E2 00 00 00 00 FF FF FF FF EC 02 00 00 23 03 04 00 20 03 03 12 00 04 02 00 20 55 03 24 00 F1 85 01 01 09 04 04 04 09 09 09 09 07 09 00 06 00 7C 00 1F 55 01 00 C9 1F 54 01 00 07 00 F7 00 2F 54 53 01 00 05 11 54 3D 00 2F 53 52 01 00 03 11 53 57 00 4F 53 53 52 51 01 00 01 20 52 53 1C 00 6E 53 53 52 52 51 50 01 00 02 1F 00 00 58 00 1F 51 1F 00 08 00 58 00 0E 3C 00 05 3E 00 0F 3A 00 01 00 02 00 03 5D 00 0F 1F 00 FF 63 00 B3 01 0F 02 00 01 05 F0 01 0F 02 00 04 03 2E 02 0F 02 00 06 01 6C 02 0F 02 00 03 50 54 54 54 54 54 01 00 00 00 06 00 42 84 00 10 C5 84 00 90 0C 1F 53 01 00 09 4F 54 54 7E 00 F0 02 07 01 1F 00 1F 51 01 00 05 03 1F 00 1F 50 01 00 03 56 00 D0 C7 0F 0F 02 0B 0F 4D 02 0B 0F 8B 02 0B 51 00 02 4A 00 11 54 4A 00 12 83 4A 00 80 1C 54 01 00 0A E9 00 2A CD 00 71 03 2E 00 04 25 00 38 51 00 80 03 2C 00 03 25 00 66 54 5F 00 50 51 01 00 03 2A 0F 00 51 00 27 00 44 53 D3 00 20 03 28 10 00 70 2B 52 52 1F 00 02 02 0B 00 90 2F 51 51 1F 00 03 04 02 00 79 00 30 89 00 BD C8 00 60 01 02 D1 01 00 F9 0A 00 60 03 00 0F 02 00 35 CE 00 30 05 01 6F 07 00 03 D5 00 7A A7 00 00 00 0B 00 10 01 00 8A 12 13 14 15 17 17 17 17 16 00 5F 10 11 13 14 16 17 00 00 30 10 10 13 16 00 0C 2E 00 80 10 10 12 16 17 17 16 16 0A 00 0A 02 00 5A 12 16 16 16 15 13 00 01 02 00 41 13 15 15 14 09 00 0B 02 00 2F 13 14 17 00 02 0F 02 00 06 1A 11 1A 00 50 10 10 10 10 10

Here's what I know about the data:

-The length of the data after compression is variable.

-There is no common prefix for the data (the first byte varies).

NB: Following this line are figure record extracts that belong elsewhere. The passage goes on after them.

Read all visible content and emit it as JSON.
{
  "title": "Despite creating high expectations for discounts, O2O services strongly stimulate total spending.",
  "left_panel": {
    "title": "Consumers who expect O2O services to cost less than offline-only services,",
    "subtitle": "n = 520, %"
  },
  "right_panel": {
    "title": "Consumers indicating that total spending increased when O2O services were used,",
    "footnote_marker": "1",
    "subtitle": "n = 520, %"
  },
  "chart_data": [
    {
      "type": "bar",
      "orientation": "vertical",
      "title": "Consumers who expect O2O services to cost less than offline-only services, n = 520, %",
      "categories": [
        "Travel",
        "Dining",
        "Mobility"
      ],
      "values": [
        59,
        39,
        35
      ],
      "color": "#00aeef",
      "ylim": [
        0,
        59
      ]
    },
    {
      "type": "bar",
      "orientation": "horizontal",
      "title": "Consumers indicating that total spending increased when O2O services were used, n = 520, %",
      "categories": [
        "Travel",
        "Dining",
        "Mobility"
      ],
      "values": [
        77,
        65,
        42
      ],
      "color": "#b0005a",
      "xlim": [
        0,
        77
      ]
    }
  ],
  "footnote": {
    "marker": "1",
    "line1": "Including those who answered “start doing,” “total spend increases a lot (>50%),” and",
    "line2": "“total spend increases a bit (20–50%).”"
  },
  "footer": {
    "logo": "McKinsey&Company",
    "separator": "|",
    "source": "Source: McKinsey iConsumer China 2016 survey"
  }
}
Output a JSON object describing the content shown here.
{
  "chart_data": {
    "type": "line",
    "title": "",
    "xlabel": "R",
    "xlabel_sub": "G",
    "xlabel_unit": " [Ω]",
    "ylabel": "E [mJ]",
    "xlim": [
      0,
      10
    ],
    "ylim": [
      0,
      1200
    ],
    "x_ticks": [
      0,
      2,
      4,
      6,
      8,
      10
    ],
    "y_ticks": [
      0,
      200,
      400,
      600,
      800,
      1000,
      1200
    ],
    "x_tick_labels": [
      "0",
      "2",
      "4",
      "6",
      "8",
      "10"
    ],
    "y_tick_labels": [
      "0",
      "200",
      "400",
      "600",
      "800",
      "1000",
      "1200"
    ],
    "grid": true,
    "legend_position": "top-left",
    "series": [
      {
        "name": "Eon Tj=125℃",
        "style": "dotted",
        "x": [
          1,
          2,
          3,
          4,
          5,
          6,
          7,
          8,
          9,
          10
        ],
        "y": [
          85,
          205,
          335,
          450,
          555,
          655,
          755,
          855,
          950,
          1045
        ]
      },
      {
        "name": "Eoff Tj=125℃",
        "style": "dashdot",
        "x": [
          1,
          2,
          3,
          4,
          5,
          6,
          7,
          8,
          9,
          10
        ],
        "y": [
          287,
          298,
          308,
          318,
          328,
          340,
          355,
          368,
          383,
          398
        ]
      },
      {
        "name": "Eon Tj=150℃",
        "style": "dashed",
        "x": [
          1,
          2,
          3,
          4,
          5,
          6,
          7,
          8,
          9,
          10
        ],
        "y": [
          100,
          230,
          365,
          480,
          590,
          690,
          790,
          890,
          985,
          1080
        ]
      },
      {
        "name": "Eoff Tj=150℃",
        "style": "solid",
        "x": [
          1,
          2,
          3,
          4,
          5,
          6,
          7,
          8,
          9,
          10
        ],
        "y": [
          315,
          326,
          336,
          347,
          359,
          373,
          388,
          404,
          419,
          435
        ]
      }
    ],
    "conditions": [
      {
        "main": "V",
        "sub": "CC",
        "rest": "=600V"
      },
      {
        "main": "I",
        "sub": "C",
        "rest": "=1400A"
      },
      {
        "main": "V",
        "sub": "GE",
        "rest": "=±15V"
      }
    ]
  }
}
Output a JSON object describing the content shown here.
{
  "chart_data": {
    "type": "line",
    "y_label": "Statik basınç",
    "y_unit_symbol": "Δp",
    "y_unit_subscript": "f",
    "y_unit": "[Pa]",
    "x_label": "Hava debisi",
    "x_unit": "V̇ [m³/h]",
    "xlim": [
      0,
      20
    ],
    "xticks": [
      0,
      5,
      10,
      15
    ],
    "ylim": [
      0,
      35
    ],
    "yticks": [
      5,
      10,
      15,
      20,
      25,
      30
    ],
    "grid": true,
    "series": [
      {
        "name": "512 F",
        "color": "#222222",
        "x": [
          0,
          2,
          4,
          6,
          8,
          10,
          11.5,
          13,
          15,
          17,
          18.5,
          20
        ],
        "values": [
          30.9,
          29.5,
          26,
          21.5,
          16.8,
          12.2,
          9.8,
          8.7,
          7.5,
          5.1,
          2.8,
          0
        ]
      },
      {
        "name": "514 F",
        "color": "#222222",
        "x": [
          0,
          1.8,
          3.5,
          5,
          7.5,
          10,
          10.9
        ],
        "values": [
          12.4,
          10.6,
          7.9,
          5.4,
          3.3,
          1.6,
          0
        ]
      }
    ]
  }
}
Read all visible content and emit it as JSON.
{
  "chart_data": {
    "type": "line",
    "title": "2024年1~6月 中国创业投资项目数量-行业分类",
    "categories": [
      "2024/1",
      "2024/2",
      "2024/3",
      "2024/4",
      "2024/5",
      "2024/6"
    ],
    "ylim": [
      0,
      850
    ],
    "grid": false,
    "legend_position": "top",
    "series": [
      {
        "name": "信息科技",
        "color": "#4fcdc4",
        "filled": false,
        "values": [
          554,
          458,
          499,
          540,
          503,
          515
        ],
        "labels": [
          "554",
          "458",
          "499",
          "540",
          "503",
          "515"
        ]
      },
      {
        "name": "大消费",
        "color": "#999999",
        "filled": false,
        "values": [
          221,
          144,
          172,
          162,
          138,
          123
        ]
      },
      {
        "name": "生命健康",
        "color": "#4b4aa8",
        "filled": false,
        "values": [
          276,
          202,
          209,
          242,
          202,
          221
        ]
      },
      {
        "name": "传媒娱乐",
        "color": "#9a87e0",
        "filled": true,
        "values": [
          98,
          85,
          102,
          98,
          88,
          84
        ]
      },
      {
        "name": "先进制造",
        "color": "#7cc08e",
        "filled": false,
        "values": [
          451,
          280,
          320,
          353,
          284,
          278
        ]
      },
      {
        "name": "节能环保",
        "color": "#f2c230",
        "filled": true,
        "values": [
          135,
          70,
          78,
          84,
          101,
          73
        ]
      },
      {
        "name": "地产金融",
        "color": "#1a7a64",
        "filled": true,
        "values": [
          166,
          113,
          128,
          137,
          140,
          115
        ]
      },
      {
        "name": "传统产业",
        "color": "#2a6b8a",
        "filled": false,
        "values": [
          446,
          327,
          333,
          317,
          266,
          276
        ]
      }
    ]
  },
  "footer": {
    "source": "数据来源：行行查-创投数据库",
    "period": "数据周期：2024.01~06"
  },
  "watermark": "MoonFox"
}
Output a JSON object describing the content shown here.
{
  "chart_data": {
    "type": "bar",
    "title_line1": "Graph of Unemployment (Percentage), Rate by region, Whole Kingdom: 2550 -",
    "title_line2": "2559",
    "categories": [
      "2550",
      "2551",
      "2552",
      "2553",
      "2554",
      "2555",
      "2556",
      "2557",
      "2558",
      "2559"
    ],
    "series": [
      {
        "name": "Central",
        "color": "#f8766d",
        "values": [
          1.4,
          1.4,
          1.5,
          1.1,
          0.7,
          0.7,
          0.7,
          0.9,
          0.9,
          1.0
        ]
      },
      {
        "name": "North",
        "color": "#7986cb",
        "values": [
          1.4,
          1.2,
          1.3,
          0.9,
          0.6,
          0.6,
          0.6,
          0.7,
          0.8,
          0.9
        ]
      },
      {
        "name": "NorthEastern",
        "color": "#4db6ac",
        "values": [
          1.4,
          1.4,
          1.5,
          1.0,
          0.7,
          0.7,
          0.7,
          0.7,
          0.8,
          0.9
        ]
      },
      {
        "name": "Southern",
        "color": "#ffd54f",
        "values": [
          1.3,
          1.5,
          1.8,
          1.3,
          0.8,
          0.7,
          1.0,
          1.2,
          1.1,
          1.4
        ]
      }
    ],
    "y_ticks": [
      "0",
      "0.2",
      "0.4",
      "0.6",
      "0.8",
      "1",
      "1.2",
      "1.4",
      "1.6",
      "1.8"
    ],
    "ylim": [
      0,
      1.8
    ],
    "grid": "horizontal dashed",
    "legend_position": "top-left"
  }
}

I'd really appreciate it if someone could help me determine the compression scheme being used, or even point me in the right direction.


Solution

  • It is lz4 output with some bytes stripped off. If I use lz4 -l (legacy) on your input, and then strip off the first eight bytes, I get exactly your output.